I did not mind. I loved the cat almost immediately. Miss Astoria followed me through the house whenever I visited. She slept beside me during study sessions, curled against my thigh while Katherine explained biology concepts I barely understood. At some point, she stopped waiting outside Katherine’s bedroom door and started waiting outside mine instead. Katherine pretended this offended her deeply.
“You stole my cat.”
“She’s sitting on your lap right now.”
“She’s emotionally cheating on me.”
Miss Astoria yawned.
“You’re so dramatic,” I told her.
“You made her prefer you.”
“I don’t think cats work like that.”
Katherine narrowed her eyes. “Everything prefers you.”
The words landed strangely. Not quite a compliment. Not entirely a joke either. I looked up from the worksheet she had assigned me. “What’s that supposed to mean?”
She shrugged too quickly. “Nothing.”
Then she pushed my textbook toward me. “You’re behind again.”
That was how our life worked by then. Katherine corrected my homework while Miss Astoria slept beside me. I fixed Katherine’s eyeliner before parties while she rewrote my chemistry notes. I helped her speak to people at school. She helped me survive Bellamont Academy. Sometimes I forgot which parts were friendship and which parts were labour because they had tangled together too tightly to separate cleanly.
* * *
The first time I truly saw the line again was junior year.
I came to Katherine’s room after school still wearing myBellamont blazer, arms full of shopping bags from town, because Mrs. Montgomery had asked if I could pick up a few things before dinner. The smell hit me before I opened the door fully.

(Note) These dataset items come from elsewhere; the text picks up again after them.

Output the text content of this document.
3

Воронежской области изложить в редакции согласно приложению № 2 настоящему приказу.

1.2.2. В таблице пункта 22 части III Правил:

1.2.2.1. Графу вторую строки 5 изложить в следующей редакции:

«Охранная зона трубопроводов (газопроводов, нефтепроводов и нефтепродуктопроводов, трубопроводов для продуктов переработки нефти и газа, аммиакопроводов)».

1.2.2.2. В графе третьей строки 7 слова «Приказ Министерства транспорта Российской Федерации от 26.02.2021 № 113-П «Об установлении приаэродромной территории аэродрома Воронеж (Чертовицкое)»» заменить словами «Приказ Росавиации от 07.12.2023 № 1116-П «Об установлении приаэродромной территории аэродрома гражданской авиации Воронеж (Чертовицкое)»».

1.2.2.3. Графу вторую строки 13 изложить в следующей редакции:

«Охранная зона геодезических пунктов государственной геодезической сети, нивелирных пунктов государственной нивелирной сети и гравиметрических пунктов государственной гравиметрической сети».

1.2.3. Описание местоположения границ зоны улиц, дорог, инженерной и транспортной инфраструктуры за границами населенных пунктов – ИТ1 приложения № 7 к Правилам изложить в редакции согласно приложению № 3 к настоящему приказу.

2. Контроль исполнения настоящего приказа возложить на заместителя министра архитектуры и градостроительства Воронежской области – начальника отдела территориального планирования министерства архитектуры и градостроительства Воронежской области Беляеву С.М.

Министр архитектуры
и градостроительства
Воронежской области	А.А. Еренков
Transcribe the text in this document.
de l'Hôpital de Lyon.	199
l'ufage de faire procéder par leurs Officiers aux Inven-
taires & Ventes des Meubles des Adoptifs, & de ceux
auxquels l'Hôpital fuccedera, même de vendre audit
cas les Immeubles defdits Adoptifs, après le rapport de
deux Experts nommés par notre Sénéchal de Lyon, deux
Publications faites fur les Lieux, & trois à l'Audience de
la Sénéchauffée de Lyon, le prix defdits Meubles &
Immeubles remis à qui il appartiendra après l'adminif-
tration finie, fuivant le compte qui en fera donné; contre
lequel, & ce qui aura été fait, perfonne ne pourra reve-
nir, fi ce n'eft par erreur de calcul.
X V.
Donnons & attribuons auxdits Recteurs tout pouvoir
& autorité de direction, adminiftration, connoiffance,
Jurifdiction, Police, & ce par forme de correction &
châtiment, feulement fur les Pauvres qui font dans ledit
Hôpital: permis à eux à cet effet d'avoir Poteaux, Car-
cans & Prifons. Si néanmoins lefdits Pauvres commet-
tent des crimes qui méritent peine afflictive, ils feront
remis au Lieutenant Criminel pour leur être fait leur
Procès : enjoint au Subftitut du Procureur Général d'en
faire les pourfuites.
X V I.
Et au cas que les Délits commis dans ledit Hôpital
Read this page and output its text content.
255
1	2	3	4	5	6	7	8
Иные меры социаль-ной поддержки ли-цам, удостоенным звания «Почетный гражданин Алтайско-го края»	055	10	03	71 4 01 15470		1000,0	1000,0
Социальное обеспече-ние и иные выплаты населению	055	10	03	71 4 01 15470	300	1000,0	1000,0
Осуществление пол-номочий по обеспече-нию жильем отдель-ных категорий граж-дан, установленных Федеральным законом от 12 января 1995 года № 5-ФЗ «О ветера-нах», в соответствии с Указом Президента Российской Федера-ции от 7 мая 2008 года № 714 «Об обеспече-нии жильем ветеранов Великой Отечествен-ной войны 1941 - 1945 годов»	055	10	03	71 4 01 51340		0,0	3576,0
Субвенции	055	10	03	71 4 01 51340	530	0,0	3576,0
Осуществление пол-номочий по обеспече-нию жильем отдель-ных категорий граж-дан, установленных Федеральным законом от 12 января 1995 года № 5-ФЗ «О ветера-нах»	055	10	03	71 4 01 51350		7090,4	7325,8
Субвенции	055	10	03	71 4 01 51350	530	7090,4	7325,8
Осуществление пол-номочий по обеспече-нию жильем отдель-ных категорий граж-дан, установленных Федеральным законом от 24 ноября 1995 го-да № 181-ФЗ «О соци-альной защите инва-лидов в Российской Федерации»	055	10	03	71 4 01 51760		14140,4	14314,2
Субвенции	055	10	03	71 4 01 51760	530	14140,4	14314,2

Ammonia. Sharp and sour and awful. I stopped short.
“Jesus Christ.”
Katherine sat cross-legged on the floor beside her bed with an expression of pure irritation while Miss Astoria hid beneath the desk.
“What happened?” I asked.
“That stupid cat peed on my bed.”
Miss Astoria let out a tiny, offended noise from under the desk. I set the shopping bags down slowly. The duvet was soaked. One of Katherine’s silk pillowcases had been thrown across the room.
“When was the last time the litter box got cleaned?” I asked carefully.